今季プロ10年目を迎えた191センチの大型左腕は、2015年のドラフト1位で日本ハムに入団。即戦力の先発として期待されたが、思うような結果を残せず低迷した。
22年から打撃力を買われて「投打二刀流」に挑戦したものの才能は開花せず。新庄監督がチャンスを与えても悪癖の制球難を克服できず、今季序盤までチームの戦力には程遠い存在だった。
だが、中継ぎに転向し、7月から登板を重ねると好投を連発。今月2日ロッテ戦(ZOZOマリン)でのプロ初セーブを含め、7日まで20試合連続無失点を記録するなど今やチームに欠かせない救援投手に成長した。
新庄監督から「常にど真ん中にストレートを投げればいい」と言われ続けながらストライクが入らず四球連発で自滅していた上原。なぜ左腕は救援で好投できるようになったのか。
この点を本人に聞くと「どれが正解かはよく分かりませんが…」と苦笑いを浮かべながらも「技術的なところで言ったら『ストライクを取りたい』から『強いボールを投げたい』に意識が変わったところが大きいのかもしれません」とこう続けた。

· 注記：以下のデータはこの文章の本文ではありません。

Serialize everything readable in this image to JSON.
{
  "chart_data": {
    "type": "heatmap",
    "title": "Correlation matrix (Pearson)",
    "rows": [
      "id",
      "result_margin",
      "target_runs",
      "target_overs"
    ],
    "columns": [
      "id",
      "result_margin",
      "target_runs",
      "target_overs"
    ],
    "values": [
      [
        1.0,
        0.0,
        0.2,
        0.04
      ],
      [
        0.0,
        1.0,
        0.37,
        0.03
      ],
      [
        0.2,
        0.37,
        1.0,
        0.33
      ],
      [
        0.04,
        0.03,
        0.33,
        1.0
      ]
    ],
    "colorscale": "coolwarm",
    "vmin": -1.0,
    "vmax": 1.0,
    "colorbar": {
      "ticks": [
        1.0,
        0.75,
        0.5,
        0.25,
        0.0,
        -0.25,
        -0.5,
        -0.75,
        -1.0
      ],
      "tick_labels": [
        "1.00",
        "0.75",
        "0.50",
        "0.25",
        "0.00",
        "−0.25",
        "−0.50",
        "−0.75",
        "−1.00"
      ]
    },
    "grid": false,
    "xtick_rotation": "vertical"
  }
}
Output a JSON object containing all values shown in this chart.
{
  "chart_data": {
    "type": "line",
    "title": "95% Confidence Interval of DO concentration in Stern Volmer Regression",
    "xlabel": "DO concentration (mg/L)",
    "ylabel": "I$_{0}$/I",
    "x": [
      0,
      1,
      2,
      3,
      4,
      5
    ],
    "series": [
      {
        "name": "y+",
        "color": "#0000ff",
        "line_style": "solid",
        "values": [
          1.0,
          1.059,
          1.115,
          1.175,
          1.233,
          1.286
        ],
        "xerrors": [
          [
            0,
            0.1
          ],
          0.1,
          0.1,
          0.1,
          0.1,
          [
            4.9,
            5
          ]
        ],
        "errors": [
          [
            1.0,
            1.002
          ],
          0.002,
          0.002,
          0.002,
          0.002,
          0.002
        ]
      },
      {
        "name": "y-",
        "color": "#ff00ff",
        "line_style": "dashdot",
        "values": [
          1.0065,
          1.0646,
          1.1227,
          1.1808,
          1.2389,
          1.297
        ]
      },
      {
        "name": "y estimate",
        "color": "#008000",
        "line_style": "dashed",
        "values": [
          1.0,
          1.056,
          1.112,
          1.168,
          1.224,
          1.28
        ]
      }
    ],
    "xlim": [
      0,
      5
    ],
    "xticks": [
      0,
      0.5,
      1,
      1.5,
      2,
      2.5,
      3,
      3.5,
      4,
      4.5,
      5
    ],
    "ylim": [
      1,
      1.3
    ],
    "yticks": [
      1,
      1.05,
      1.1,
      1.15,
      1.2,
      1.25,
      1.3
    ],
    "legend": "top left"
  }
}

「僕は正確なコントロールで勝負できるような投手ではない。だから昨年までは『ストライク先行でいこう』『ストライク以外はいらない』という意識でマウンドに上がっていました。でも今は『とにかく力強い球を投げること』を考えています。自分の投げるリズムとタイミングが合わないと強いボールは投げられない。それができると自然にボールがストライクゾーンに行く。その結果なのかもしれません」
さらに力強いボールを意識することで思わぬ副産物も得られたという。
「ボールの威力が強くなると少々のボール球でも(打者が)手を出してくれるので。そうすると変化球も生きてきて、ストライクゾーンじゃないところでも勝負ができる。これは想像以上でしたね」
長年の不本意な成績もあり「昨オフは本当に戦力外を覚悟した」という。
「30歳を超えて選手としての先が見え始める中、チームも強くなり下(の選手)も次々に(一軍に)上がってくる。だから1登板、1登板を悔いがないようにしよう、と。そう思い始めたらマウンドでも迷いがなくなりました。まだ野球、やりたいですからね」
崖っぷちから見事な復活を遂げた31歳。悲壮な決意で臨んだ今季の活躍は決して偶然ではない。